Par Hans-Günter Kellner
La frontière de l’enclave nord-africaine espagnole de Ceuta avec le Maroc, le 18 mai : des milliers de personnes, dont de nombreux Marocains, affluent du côté espagnol. Les autorités frontalières marocaines avaient auparavant interrompu les contrôles. La police et l’armée espagnoles veulent d’abord arrêter les migrants, mais elles sont finalement assez impuissantes face à la ruée.
Le journaliste espagnol Ignacio Cembrero déclare : « Les raisons de cette ouverture de la frontière par le Maroc se trouvent à 1500 kilomètres plus au sud. Là, sur la côte atlantique, se trouve le Sahara occidental, autrefois colonie espagnole. Depuis 1975, le Maroc revendique ce territoire comme son propre État, tandis que le Front de libération du Polisario lutte pour son indépendance.
Le Sahara occidental était une colonie espagnole jusqu’en 1975
L’ancien président américain Donald Trump a reconnu la souveraineté marocaine sur le territoire en décembre avec un message sur Twitter. Avec l’ouverture de la frontière à l’extérieur de Ceuta, le Maroc voulait maintenant imposer que l’Espagne fasse aussi ce pas et accepte le Sahara Occidental comme territoire marocain, dit le journaliste Cembrero.
« Le Maroc pensait que plusieurs États prendraient cette mesure. Et pour le Maroc, ce que fait l’Espagne est particulièrement important. Elle est l’ancienne puissance coloniale et jouit d’une certaine autorité sur la question du Sahara occidental. Selon un avis juridique des Nations Unies, qui date maintenant de 19 ans, l’Espagne est même la puissance administrative du Sahara Occidental, même si elle ne peut pas exercer cette fonction. »
Jusqu’en 1975, le Sahara occidental était une colonie espagnole. Dans le cadre de la décolonisation exigée par les Nations unies, l’Espagne a organisé un référendum sur l’indépendance dans sa colonie de Guinée équatoriale dès 1968, et un tel référendum devait suivre au Sahara occidental en 1974.

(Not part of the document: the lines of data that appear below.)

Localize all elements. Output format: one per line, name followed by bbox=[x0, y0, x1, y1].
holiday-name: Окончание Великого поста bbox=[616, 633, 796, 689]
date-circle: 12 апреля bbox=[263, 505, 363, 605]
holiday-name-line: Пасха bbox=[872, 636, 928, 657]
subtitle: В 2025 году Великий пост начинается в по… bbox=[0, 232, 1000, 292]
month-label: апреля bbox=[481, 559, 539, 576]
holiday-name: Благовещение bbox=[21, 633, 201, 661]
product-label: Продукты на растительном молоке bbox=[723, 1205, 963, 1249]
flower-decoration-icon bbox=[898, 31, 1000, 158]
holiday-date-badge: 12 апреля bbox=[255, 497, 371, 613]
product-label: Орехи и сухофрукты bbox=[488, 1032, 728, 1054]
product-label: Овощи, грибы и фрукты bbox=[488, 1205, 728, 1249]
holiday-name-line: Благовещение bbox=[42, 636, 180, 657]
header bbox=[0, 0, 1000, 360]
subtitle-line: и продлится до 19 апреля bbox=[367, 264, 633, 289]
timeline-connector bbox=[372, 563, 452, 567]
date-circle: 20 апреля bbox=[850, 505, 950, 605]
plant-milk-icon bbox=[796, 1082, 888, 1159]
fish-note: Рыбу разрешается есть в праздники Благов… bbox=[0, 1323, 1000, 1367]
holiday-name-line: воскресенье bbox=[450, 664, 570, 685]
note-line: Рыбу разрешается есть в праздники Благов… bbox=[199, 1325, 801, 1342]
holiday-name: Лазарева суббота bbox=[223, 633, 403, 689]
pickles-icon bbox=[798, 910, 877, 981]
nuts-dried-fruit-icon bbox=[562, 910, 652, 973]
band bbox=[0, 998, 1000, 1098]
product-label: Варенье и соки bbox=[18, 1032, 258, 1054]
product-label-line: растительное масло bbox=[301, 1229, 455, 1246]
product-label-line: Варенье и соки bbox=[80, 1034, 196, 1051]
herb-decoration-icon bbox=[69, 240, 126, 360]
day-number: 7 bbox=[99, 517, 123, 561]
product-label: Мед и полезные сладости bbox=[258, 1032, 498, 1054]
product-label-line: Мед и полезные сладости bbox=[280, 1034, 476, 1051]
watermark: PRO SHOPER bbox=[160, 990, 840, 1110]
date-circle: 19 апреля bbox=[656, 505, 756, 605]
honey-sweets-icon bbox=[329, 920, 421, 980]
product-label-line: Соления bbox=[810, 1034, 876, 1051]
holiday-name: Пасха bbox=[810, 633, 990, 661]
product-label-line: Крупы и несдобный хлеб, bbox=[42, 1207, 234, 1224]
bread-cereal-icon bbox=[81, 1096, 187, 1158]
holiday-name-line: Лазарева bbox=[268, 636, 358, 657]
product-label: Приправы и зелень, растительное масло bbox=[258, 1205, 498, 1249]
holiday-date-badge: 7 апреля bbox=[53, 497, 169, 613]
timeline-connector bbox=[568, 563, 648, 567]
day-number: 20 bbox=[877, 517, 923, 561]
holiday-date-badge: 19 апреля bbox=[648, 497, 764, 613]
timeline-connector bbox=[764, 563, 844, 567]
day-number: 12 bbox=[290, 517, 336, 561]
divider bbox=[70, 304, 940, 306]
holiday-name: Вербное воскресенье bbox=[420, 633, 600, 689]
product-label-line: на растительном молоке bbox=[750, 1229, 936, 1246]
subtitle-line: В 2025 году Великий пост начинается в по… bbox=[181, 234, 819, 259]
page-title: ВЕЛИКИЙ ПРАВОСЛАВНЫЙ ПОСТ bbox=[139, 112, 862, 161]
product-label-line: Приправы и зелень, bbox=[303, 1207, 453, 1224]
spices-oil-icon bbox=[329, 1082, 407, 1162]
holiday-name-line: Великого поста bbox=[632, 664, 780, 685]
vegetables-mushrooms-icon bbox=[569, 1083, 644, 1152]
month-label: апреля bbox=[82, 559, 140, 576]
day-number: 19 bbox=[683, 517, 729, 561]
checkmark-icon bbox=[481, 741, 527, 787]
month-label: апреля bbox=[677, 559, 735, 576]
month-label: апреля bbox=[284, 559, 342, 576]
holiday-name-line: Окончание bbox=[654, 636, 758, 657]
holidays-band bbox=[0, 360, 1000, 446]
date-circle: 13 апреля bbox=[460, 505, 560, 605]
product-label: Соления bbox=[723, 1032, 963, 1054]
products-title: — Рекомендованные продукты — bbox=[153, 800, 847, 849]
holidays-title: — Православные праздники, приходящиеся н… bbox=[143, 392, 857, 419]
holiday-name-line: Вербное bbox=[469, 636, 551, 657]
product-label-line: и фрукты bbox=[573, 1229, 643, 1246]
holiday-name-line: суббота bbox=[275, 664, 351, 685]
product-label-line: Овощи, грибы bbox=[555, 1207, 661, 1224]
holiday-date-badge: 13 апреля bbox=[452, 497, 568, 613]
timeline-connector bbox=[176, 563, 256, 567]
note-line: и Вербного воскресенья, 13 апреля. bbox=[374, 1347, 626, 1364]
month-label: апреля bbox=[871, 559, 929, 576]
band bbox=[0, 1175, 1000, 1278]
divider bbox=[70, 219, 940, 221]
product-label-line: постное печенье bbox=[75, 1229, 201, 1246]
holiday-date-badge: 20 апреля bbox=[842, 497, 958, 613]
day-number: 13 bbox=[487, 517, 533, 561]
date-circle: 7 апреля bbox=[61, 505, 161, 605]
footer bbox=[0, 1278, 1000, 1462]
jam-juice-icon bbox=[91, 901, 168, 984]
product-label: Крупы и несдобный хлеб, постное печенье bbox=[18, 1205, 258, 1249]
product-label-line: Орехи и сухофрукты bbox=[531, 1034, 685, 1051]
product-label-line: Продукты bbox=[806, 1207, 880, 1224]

« La décolonisation en Guinée équatoriale devait devenir un modèle, et elle s’est déroulée de manière exemplaire. Une autre question est de savoir ce que le pays est devenu par la suite. Elle s’est transformée en une dictature. Mais il est curieux qu’une dictature – ce qu’était incontestablement l’Espagne en 1968 – ait pu organiser un référendum démocratique sans faille dans une colonie. »
C’est ainsi que la Guinée équatoriale a opté pour l’indépendance. Au Sahara occidental, cependant, il n’y a jamais eu de vote correspondant.
« Peuple bien-aimé ! Demain, si Dieu le veut, vous passerez la frontière. » – Avec ces mots, le roi du Maroc Hassan II s’est adressé à la télévision aux dizaines de milliers de Marocains non armés qui allaient avancer au Sahara Occidental et occuper le territoire en novembre 1975. « Vous toucherez le sable et embrasserez la terre de votre patrie bien-aimée », a formulé Hassan II, étayant l’affirmation selon laquelle le Sahara occidental, avec ses mines de phosphate et ses riches zones de pêche dans l’Atlantique, a toujours fait partie du Maroc.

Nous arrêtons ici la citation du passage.